5- Calle Petritxol. En palabras del escritor Joseph María Huertas es ‘una calle dulce’ y lo es gracias a las granjas y chocolaterías que le dan renombre. Es increíble que en una callecita peatonal de apenas 3m de ancho que comunica con la plaza del Pi, se pueda encontrar tantas delicias dulces y hermosas muestras de arte.
En sus escasos 130 metros encontraras la casa donde vivió el dramaturgo Ángel Guimerá, el estudio donde hasta hace poco ensayaba Montserrat Caballé, y la obra de Rusiñol, Picasso y Zuluaga, entre otros, se ha exhibido en las paredes de la Sala Parés. La granja Dulcinea, ideal para disfrutar de una merienda típica barcelonesa. En el número 11 encontrarás Xocoa, para los fanáticos del chocolate.
Pasteleria Escriba.6- Colmado La Pineda. Una de las tiendas más típicas en Barcelona son los ‘colmados’. Se caracterizan por vender productos tradicionales y por prestar un trato muy familiar al cliente. Uno de ellos es la Pineda, que posee todo un muestrario de fiambres y embutidos o como llaman ellos “charcutería” típica catalana como butifarras y longanizas. También tienen un gran surtido de productos enlatados y quesos.
(Calle Pi, 16)
7- Calle Cucurulla. En esta calle podes visitar las turronerías mas típicas de la ciudad como Tornos Planelles-Donat y Casa Colomina donde desde hace anos elaboran los más ricos turrones artesanales.
8- Cafés El Magnífico. Situado en pleno barrio de la Ribera, esta parada ofrece más de 25 variedades de café con denominación de origen. La tercera generación de dueños sigue moliendo el café recién tostado delante del consumidor para hacer de la experiencia un placer para los sentidos.. Déjate seducir por sus recomendaciones de otoño como el café etíope Djimma Beda, con un toque especiado o por el brasileño Espíritu Santo Fazenda, dulce y muy intense.
(Calle Argentería, 64)
9- Casa Gispert. En este establecimiento, que ha conservado su aspecto tradicional, se puede observar un horno de leña con más de 150 años de antigüedad con el que aún se realiza el proceso de tostado de los frutos secos. Fue fundado en 1851 allí se respira el pasado el aroma a frutos secos, fruta desecada, aceites y vinagres, especias, cafés, tés e infusiones, mieles, conservas, entre muchos otros delicatesen.
(Calle Sombrerers, 23)
10- Botifarrería de Santa María. Que podrías encontrar aquí mas que butifarras, esa especie de chorizo de cerdo con pimienta típico catalán. Aquí podes encontrar la más amplia variedad con sabores exóticos como una butifarra con curry, una potente butifarra con roquefort, una típica butifarra dulce para los más golosos, y muchas más.

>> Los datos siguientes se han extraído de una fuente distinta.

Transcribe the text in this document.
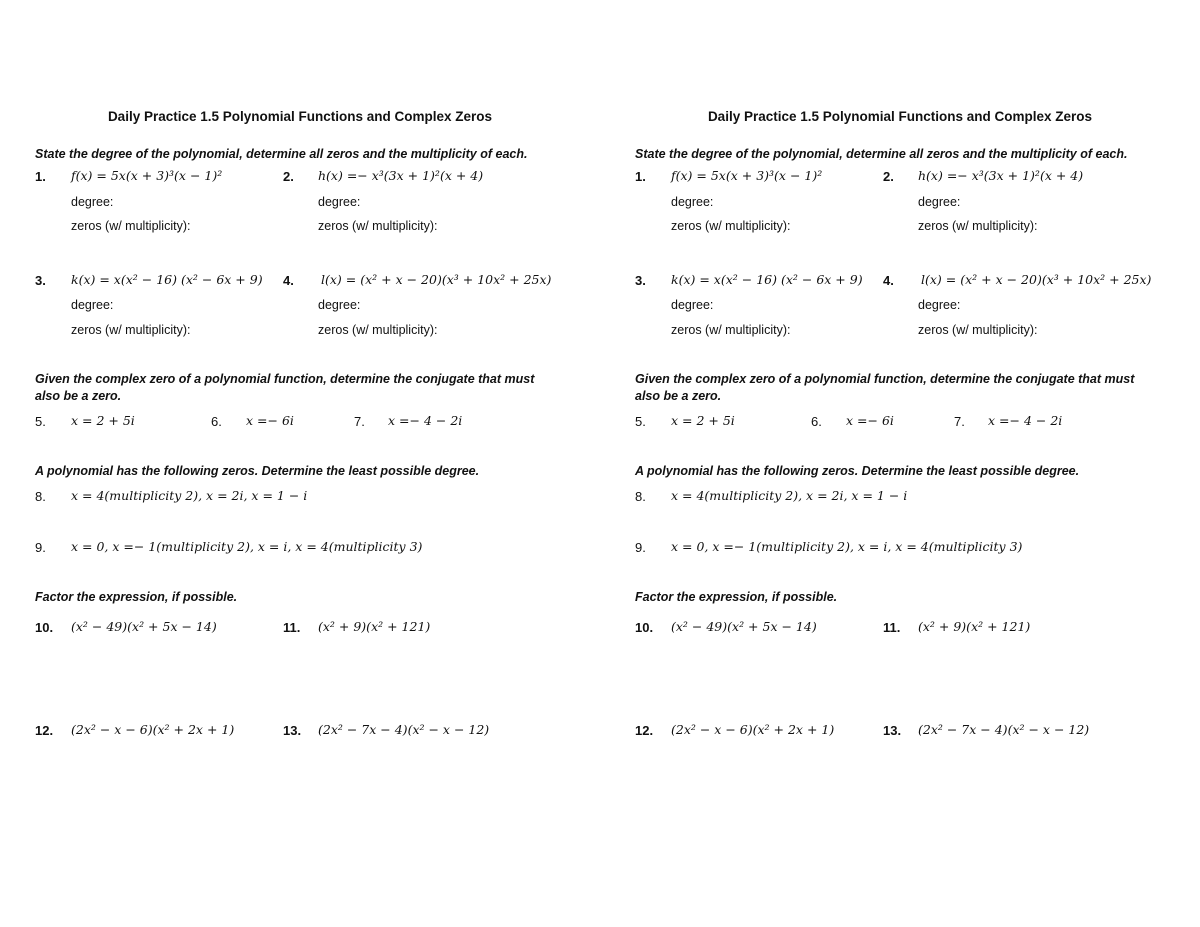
Daily Practice 1.5 Polynomial Functions and Complex Zeros
State the degree of the polynomial, determine all zeros and the multiplicity of each.
1. f(x) = 5x(x + 3)³(x − 1)²
degree:
zeros (w/ multiplicity):
2. h(x) =− x³(3x + 1)²(x + 4)
degree:
zeros (w/ multiplicity):
3. k(x) = x(x² − 16) (x² − 6x + 9)
degree:
zeros (w/ multiplicity):
4. l(x) = (x² + x − 20)(x³ + 10x² + 25x)
degree:
zeros (w/ multiplicity):
Given the complex zero of a polynomial function, determine the conjugate that must also be a zero.
5. x = 2 + 5i	6. x =− 6i	7. x =− 4 − 2i
A polynomial has the following zeros. Determine the least possible degree.
8. x = 4(multiplicity 2), x = 2i, x = 1 − i
9. x = 0, x =− 1(multiplicity 2), x = i, x = 4(multiplicity 3)
Factor the expression, if possible.
10. (x² − 49)(x² + 5x − 14)	11. (x² + 9)(x² + 121)
12. (2x² − x − 6)(x² + 2x + 1)	13. (2x² − 7x − 4)(x² − x − 12)
Daily Practice 1.5 Polynomial Functions and Complex Zeros
State the degree of the polynomial, determine all zeros and the multiplicity of each.
1. f(x) = 5x(x + 3)³(x − 1)²
degree:
zeros (w/ multiplicity):
2. h(x) =− x³(3x + 1)²(x + 4)
degree:
zeros (w/ multiplicity):
3. k(x) = x(x² − 16) (x² − 6x + 9)
degree:
zeros (w/ multiplicity):
4. l(x) = (x² + x − 20)(x³ + 10x² + 25x)
degree:
zeros (w/ multiplicity):
Given the complex zero of a polynomial function, determine the conjugate that must also be a zero.
5. x = 2 + 5i	6. x =− 6i	7. x =− 4 − 2i
A polynomial has the following zeros. Determine the least possible degree.
8. x = 4(multiplicity 2), x = 2i, x = 1 − i
9. x = 0, x =− 1(multiplicity 2), x = i, x = 4(multiplicity 3)
Factor the expression, if possible.
10. (x² − 49)(x² + 5x − 14)	11. (x² + 9)(x² + 121)
12. (2x² − x − 6)(x² + 2x + 1)	13. (2x² − 7x − 4)(x² − x − 12)
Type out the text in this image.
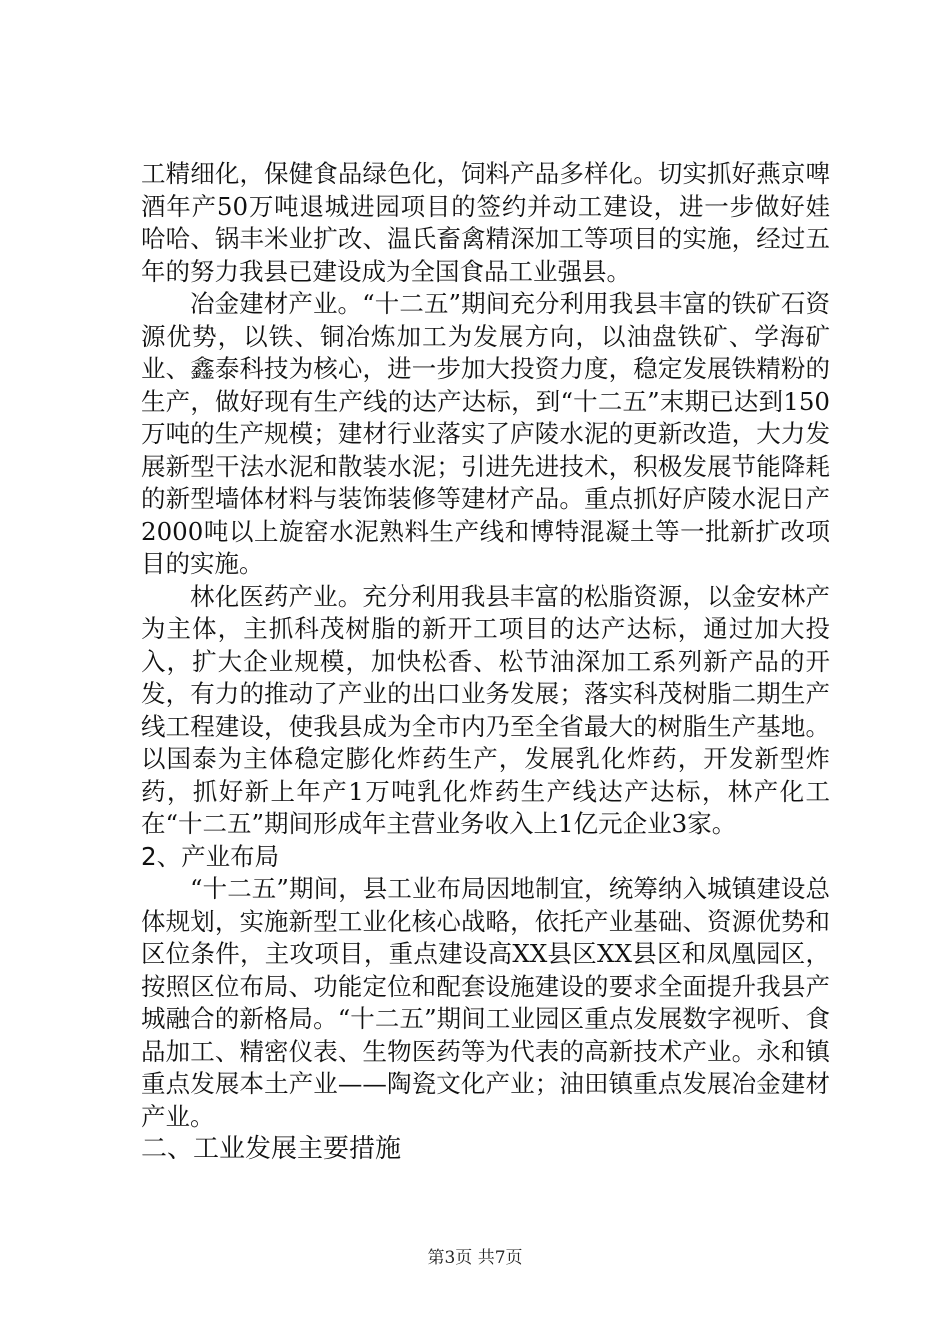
工精细化，保健食品绿色化，饲料产品多样化。切实抓好燕京啤酒年产50万吨退城进园项目的签约并动工建设，进一步做好娃哈哈、锅丰米业扩改、温氏畜禽精深加工等项目的实施，经过五年的努力我县已建设成为全国食品工业强县。

冶金建材产业。“十二五”期间充分利用我县丰富的铁矿石资源优势，以铁、铜冶炼加工为发展方向，以油盘铁矿、学海矿业、鑫泰科技为核心，进一步加大投资力度，稳定发展铁精粉的生产，做好现有生产线的达产达标，到“十二五”末期已达到150万吨的生产规模；建材行业落实了庐陵水泥的更新改造，大力发展新型干法水泥和散装水泥；引进先进技术，积极发展节能降耗的新型墙体材料与装饰装修等建材产品。重点抓好庐陵水泥日产2000吨以上旋窑水泥熟料生产线和博特混凝土等一批新扩改项目的实施。

林化医药产业。充分利用我县丰富的松脂资源，以金安林产为主体，主抓科茂树脂的新开工项目的达产达标，通过加大投入，扩大企业规模，加快松香、松节油深加工系列新产品的开发，有力的推动了产业的出口业务发展；落实科茂树脂二期生产线工程建设，使我县成为全市内乃至全省最大的树脂生产基地。以国泰为主体稳定膨化炸药生产，发展乳化炸药，开发新型炸药，抓好新上年产1万吨乳化炸药生产线达产达标，林产化工在“十二五”期间形成年主营业务收入上1亿元企业3家。

2、产业布局

“十二五”期间，县工业布局因地制宜，统筹纳入城镇建设总体规划，实施新型工业化核心战略，依托产业基础、资源优势和区位条件，主攻项目，重点建设高XX县区XX县区和凤凰园区，按照区位布局、功能定位和配套设施建设的要求全面提升我县产城融合的新格局。“十二五”期间工业园区重点发展数字视听、食品加工、精密仪表、生物医药等为代表的高新技术产业。永和镇重点发展本土产业——陶瓷文化产业；油田镇重点发展冶金建材产业。

二、工业发展主要措施

第3页 共7页
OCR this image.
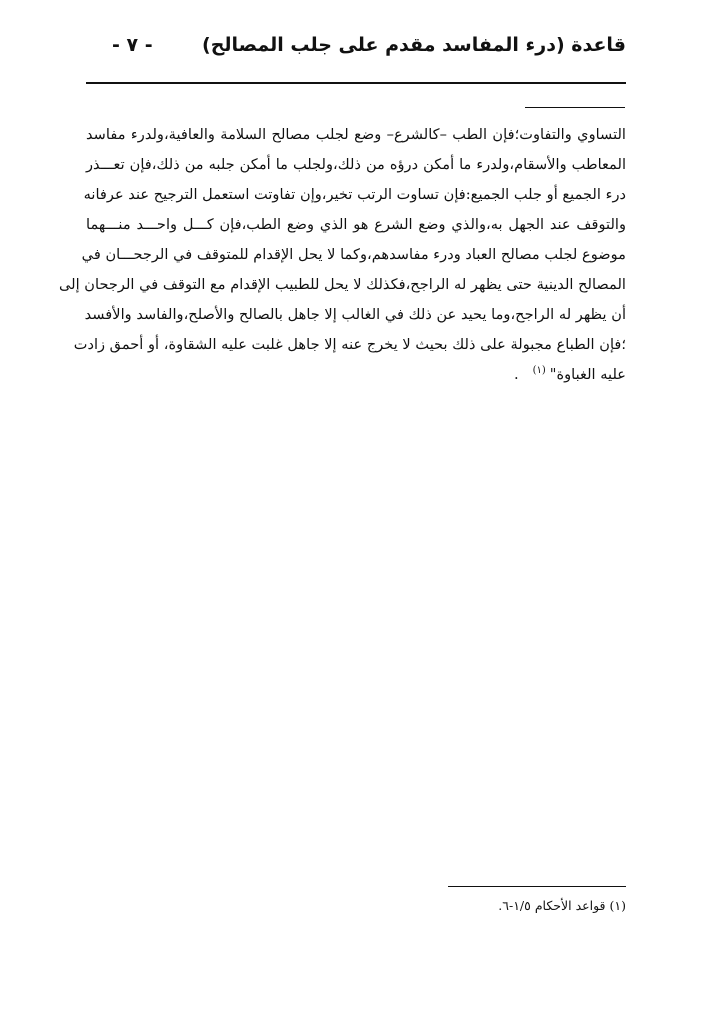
قاعدة (درء المفاسد مقدم على جلب المصالح)
- ٧ -
التساوي والتفاوت؛فإن الطب –كالشرع– وضع لجلب مصالح السلامة والعافية،ولدرء مفاسد
المعاطب والأسقام،ولدرء ما أمكن درؤه من ذلك،ولجلب ما أمكن جلبه من ذلك،فإن تعـــذر
درء الجميع أو جلب الجميع:فإن تساوت الرتب تخير،وإن تفاوتت استعمل الترجيح عند عرفانه
والتوقف عند الجهل به،والذي وضع الشرع هو الذي وضع الطب،فإن كـــل واحـــد منـــهما
موضوع لجلب مصالح العباد ودرء مفاسدهم،وكما لا يحل الإقدام للمتوقف في الرجحـــان في
المصالح الدينية حتى يظهر له الراجح،فكذلك لا يحل للطبيب الإقدام مع التوقف في الرجحان إلى
أن يظهر له الراجح،وما يحيد عن ذلك في الغالب إلا جاهل بالصالح والأصلح،والفاسد والأفسد
؛فإن الطباع مجبولة على ذلك بحيث لا يخرج عنه إلا جاهل غلبت عليه الشقاوة، أو أحمق زادت
عليه الغباوة"$^{(١)}$.
(١)قواعد الأحكام ١/٥-٦.
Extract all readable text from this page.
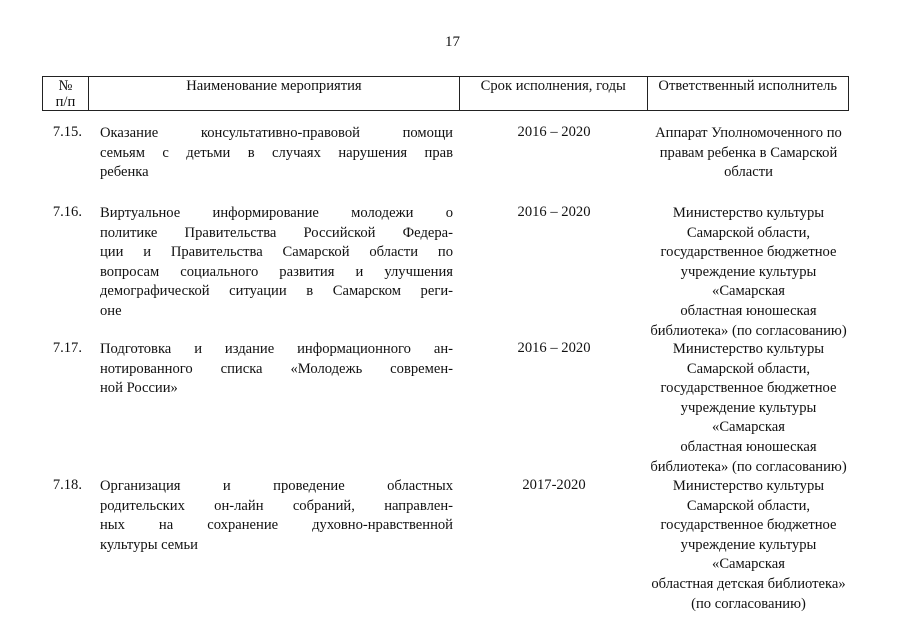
17
№
п/п
Наименование мероприятия	Срок исполнения, годы	Ответственный исполнитель
7.15. Оказание консультативно-правовой помощи
семьям с детьми в случаях нарушения прав
ребенка
2016 – 2020	Аппарат Уполномоченного по
правам ребенка в Самарской
области
7.16. Виртуальное информирование молодежи о
политике Правительства Российской Федера-
ции и Правительства Самарской области по
вопросам социального развития и улучшения
демографической ситуации в Самарском реги-
оне
2016 – 2020	Министерство культуры
Самарской области,
государственное бюджетное
учреждение культуры «Самарская
областная юношеская
библиотека» (по согласованию)
7.17. Подготовка и издание информационного ан-
нотированного списка «Молодежь современ-
ной России»
2016 – 2020	Министерство культуры
Самарской области,
государственное бюджетное
учреждение культуры «Самарская
областная юношеская
библиотека» (по согласованию)
7.18. Организация и проведение областных
родительских он-лайн собраний, направлен-
ных на сохранение духовно-нравственной
культуры семьи
2017-2020	Министерство культуры
Самарской области,
государственное бюджетное
учреждение культуры «Самарская
областная детская библиотека»
(по согласованию)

La Botifarreria está situada próxima a la basílica de Santa María del Mar lo que facilita dejarnos tentar por sus deliciosos productos cuando hacemos nuestro paseo. El trato amable y profesional, la sala de elaboración a la vista tras el mostrador, los olores deliciosos que excitan nuestros sentidos nada más entrar y sobretodo sus productos tradicionales son algunos de los motivos que convierten a La Botifarreria de Santa María en uno de los lugares obligados de esta ciudad.
(Santa María, 4)
11- La Vinya del Senyor. Se jactan de tener una variedad de más de 250 vinos distintos de todo el mundo. Los mismos se pueden acompañar de pequeños platitos bien seleccionados cocinados sin vinagres ni picantes para resaltar el sabor del vino.